You can report the professional component of the ABR using modifier 26. The audiologist (if he or she is employed by the facility) or the facility would bill the technical component using the TC modifier.

Please refer to the CPT guide as several of the neurodiagnostic codes contain parentheticals that preclude reporting many of the above codes together as the more complex codes include the work of the simpler base codes.

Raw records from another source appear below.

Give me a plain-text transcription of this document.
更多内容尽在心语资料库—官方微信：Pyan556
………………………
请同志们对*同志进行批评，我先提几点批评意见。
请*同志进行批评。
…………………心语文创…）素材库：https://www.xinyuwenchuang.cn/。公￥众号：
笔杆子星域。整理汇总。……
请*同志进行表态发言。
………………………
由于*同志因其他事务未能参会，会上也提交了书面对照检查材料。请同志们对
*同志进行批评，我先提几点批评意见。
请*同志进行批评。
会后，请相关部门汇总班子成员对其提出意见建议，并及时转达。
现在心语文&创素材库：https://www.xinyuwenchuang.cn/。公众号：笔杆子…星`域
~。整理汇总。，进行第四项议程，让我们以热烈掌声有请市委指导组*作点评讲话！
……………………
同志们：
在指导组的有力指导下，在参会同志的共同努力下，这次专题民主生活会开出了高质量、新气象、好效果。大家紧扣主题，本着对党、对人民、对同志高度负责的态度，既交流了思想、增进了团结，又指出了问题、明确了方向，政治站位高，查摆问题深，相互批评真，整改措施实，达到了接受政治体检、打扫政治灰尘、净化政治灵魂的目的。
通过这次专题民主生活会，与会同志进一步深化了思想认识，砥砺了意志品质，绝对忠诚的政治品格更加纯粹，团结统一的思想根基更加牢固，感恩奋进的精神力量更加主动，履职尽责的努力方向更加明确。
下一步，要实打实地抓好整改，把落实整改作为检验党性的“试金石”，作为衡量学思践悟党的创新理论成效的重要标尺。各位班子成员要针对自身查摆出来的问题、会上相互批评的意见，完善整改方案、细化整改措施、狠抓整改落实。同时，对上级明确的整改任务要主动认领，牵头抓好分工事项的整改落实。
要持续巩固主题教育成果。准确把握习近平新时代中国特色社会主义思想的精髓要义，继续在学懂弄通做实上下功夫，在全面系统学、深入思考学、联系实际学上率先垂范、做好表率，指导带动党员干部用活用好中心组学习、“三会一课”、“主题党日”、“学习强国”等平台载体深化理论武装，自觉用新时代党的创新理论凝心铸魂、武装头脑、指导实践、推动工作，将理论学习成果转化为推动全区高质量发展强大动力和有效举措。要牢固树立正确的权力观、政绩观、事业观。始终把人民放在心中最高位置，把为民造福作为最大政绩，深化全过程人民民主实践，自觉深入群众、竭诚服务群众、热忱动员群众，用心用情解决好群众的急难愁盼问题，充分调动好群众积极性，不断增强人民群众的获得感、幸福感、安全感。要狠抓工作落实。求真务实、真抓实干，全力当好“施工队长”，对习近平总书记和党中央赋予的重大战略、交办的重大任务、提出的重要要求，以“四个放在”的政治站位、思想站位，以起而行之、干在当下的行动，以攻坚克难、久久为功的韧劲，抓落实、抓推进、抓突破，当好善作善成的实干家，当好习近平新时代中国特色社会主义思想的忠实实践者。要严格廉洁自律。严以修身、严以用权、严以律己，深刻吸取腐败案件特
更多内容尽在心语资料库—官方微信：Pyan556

Note: If the physician or physician group owns the audiometric equipment in the office, he or she should not append any modifiers to the CPT codes. In this case, the physician or physician group is entitled to reimbursement of both the professional and technical components.

Revised October 2023

 

 

 

IMPORTANT DISCLAIMER NOTICE
CPT FOR ENT ARTICLES ARE A COLLABORATIVE EFFORT BETWEEN THE ACADEMY’S TEAM OF CPT ADVISORS, MEMBERS OF THE PHYSICIAN PAYMENT POLICY (3P) WORKGROUP, AND HEALTH POLICY STAFF. ARTICLES ARE DEVELOPED TO ADDRESS COMMON CODING QUESTIONS RECEIVED BY THE HEALTH POLICY TEAM, AS WELL AS TO CLARIFY CODING CHANGES AND CORRECT CODING PRINCIPLES FOR FREQUENTLY REPORTED ENT PROCEDURES. THESE ARTICLES ARE NOT INTENDED AS LEGAL, MEDICAL, OR BUSINESS ADVICE AND ARE NOT A GUARANTEE OF REIMBURSEMENT. THE INFORMATION IS ALSO NOT MEANT TO SERVE AS THE DEFINITIVE OR SOLE AUTHORITY ON BILLING AND CODING ISSUES. THE APPLICABILITY OF AAO-HNS BILLING AND CODING GUIDANCE FOR A PARTICULAR PROCEDURE, MUST BE DETERMINED BY THE RESPONSIBLE PHYSICIAN IN LIGHT OF ALL THE CIRCUMSTANCES PRESENTED BY THE INDIVIDUAL PATIENT. YOU SHOULD CONSULT WITH YOUR OWN ADVISORS AS WELL AS MEDICARE OR PRIVATE CARRIERS IN MAKING ANY DECISIONS ABOUT HOW TO BILL AND CODE PARTICULAR SERVICES OR PROCEDURES.